Artificial intelligence (AI) has shown remarkable accuracy in identifying patients at the highest risk of developing breast cancer, surpassing the capabilities of the standard risk assessment currently used in health facilities.

 A recent study suggests that AI models can provide more accurate predictions by analysing hundreds of features in mammograms that are indicative of potential cancerous growth.

Traditional risk assessments used by doctors rely on factors such as age, race, ethnicity, family history of breast cancer and previous breast tissue analysis.

However, "only about 15 per cent to 20 per cent of women who get diagnosed with breast cancer have a known risk factor such as family history of disease or previously having a breast biopsy," Dr Vignesh Arusu, a radiologist who was part of the study and specialises in cancer imaging at the University of California, San Francisco, said.

Dr Arasu and his team sought to explore how AI technology could assist in understanding future risk levels. In their study published in the journal Radiology, the researchers analysed data from 18,000 patients who had undergone mammograms in 2016 and were followed up until 2021. Approximately 4,400 of these participants developed breast cancer within the subsequent five years.

The AI models relied on mammograms that did not initially reveal any signs of cancer yet were able to identify certain patterns and features within the breast tissue that were linked to an increased risk of developing cancer. The team compared the performance of these AI models to the commonly used Breast Cancer Surveillance Consortium (BCSC) clinical risk model.

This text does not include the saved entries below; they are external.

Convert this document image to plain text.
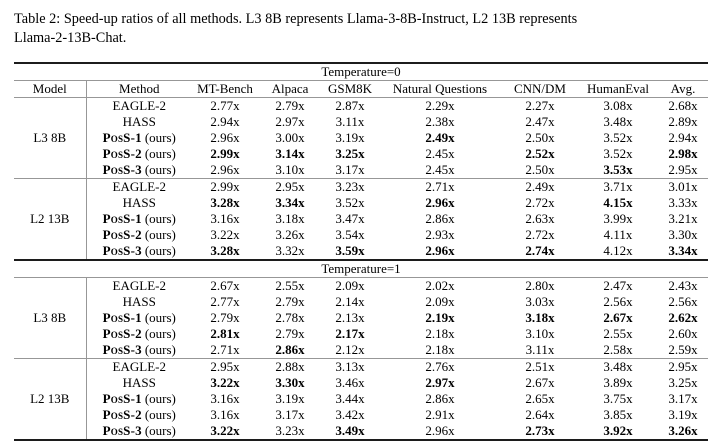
Table 2: Speed-up ratios of all methods. L3 8B represents Llama-3-8B-Instruct, L2 13B represents
Llama-2-13B-Chat.
Temperature=0								
Model	Method	MT-Bench	Alpaca	GSM8K	Natural Questions	CNN/DM	HumanEval	Avg.
L3 8B	EAGLE-2	2.77x	2.79x	2.87x	2.29x	2.27x	3.08x	2.68x
	HASS	2.94x	2.97x	3.11x	2.38x	2.47x	3.48x	2.89x
	PosS-1 (ours)	2.96x	3.00x	3.19x	2.49x	2.50x	3.52x	2.94x
	PosS-2 (ours)	2.99x	3.14x	3.25x	2.45x	2.52x	3.52x	2.98x
	PosS-3 (ours)	2.96x	3.10x	3.17x	2.45x	2.50x	3.53x	2.95x
L2 13B	EAGLE-2	2.99x	2.95x	3.23x	2.71x	2.49x	3.71x	3.01x
	HASS	3.28x	3.34x	3.52x	2.96x	2.72x	4.15x	3.33x
	PosS-1 (ours)	3.16x	3.18x	3.47x	2.86x	2.63x	3.99x	3.21x
	PosS-2 (ours)	3.22x	3.26x	3.54x	2.93x	2.72x	4.11x	3.30x
	PosS-3 (ours)	3.28x	3.32x	3.59x	2.96x	2.74x	4.12x	3.34x
Temperature=1								
L3 8B	EAGLE-2	2.67x	2.55x	2.09x	2.02x	2.80x	2.47x	2.43x
	HASS	2.77x	2.79x	2.14x	2.09x	3.03x	2.56x	2.56x
	PosS-1 (ours)	2.79x	2.78x	2.13x	2.19x	3.18x	2.67x	2.62x
	PosS-2 (ours)	2.81x	2.79x	2.17x	2.18x	3.10x	2.55x	2.60x
	PosS-3 (ours)	2.71x	2.86x	2.12x	2.18x	3.11x	2.58x	2.59x
L2 13B	EAGLE-2	2.95x	2.88x	3.13x	2.76x	2.51x	3.48x	2.95x
	HASS	3.22x	3.30x	3.46x	2.97x	2.67x	3.89x	3.25x
	PosS-1 (ours)	3.16x	3.19x	3.44x	2.86x	2.65x	3.75x	3.17x
	PosS-2 (ours)	3.16x	3.17x	3.42x	2.91x	2.64x	3.85x	3.19x
	PosS-3 (ours)	3.22x	3.23x	3.49x	2.96x	2.73x	3.92x	3.26x
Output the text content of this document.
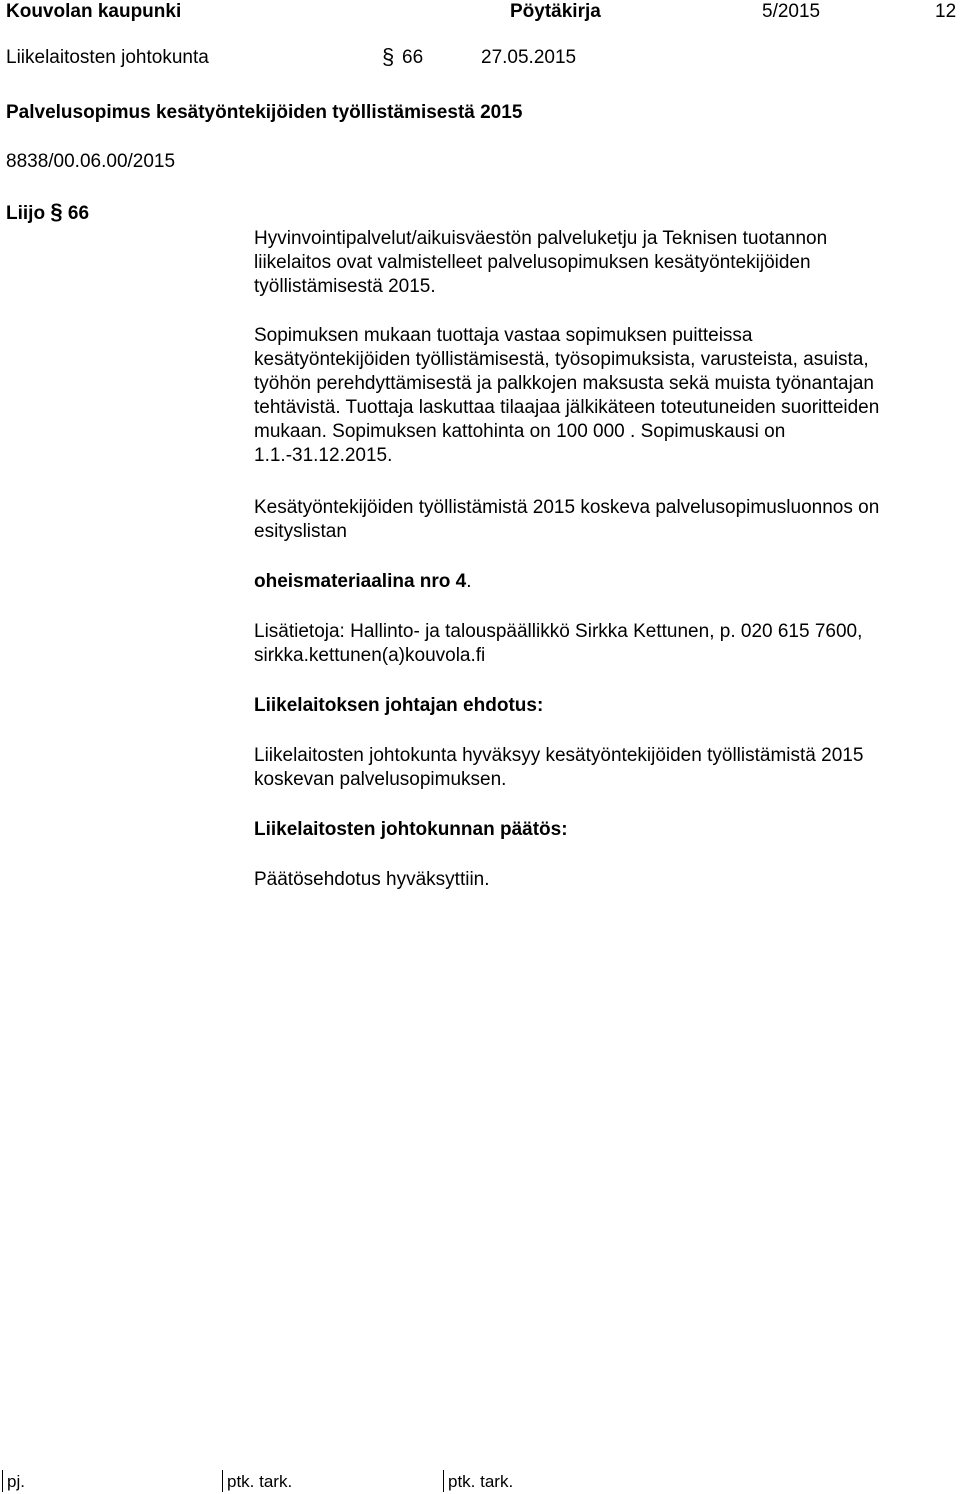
Kouvolan kaupunki	Pöytäkirja	5/2015	12
Liikelaitosten johtokunta	§ 66	27.05.2015
Palvelusopimus kesätyöntekijöiden työllistämisestä 2015
8838/00.06.00/2015
Liijo § 66
Hyvinvointipalvelut/aikuisväestön palveluketju ja Teknisen tuotannon
liikelaitos ovat valmistelleet palvelusopimuksen kesätyöntekijöiden
työllistämisestä 2015.
Sopimuksen mukaan tuottaja vastaa sopimuksen puitteissa
kesätyöntekijöiden työllistämisestä, työsopimuksista, varusteista, asuista,
työhön perehdyttämisestä ja palkkojen maksusta sekä muista työnantajan
tehtävistä. Tuottaja laskuttaa tilaajaa jälkikäteen toteutuneiden suoritteiden
mukaan. Sopimuksen kattohinta on 100 000 . Sopimuskausi on
1.1.-31.12.2015.
Kesätyöntekijöiden työllistämistä 2015 koskeva palvelusopimusluonnos on
esityslistan
oheismateriaalina nro 4.
Lisätietoja: Hallinto- ja talouspäällikkö Sirkka Kettunen, p. 020 615 7600,
sirkka.kettunen(a)kouvola.fi
Liikelaitoksen johtajan ehdotus:
Liikelaitosten johtokunta hyväksyy kesätyöntekijöiden työllistämistä 2015
koskevan palvelusopimuksen.
Liikelaitosten johtokunnan päätös:
Päätösehdotus hyväksyttiin.
pj.	ptk. tark.	ptk. tark.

The AI models outperformed the BCSC model, particularly in predicting which patients were most likely to develop breast cancer within a year of their mammogram. Patients identified as having the highest AI risk scores, ranking in the 90th percentile, accounted for 24 per cent  to 28 per cent of cancer cases, whereas the highest BCSC scores captured only 21 per cent of cases.

Dr Arasu suggests that incorporating AI alongside the traditional risk assessment model could enhance the accuracy of future breast cancer risk predictions. 

While the study demonstrated promising results, it focused primarily on a non-Hispanic, white population. Dr Arasu emphasizes the need for further research to determine the efficacy of AI models across different races and ethnicities.

Also, it is unclear how the AI models may work for cancers of different severity.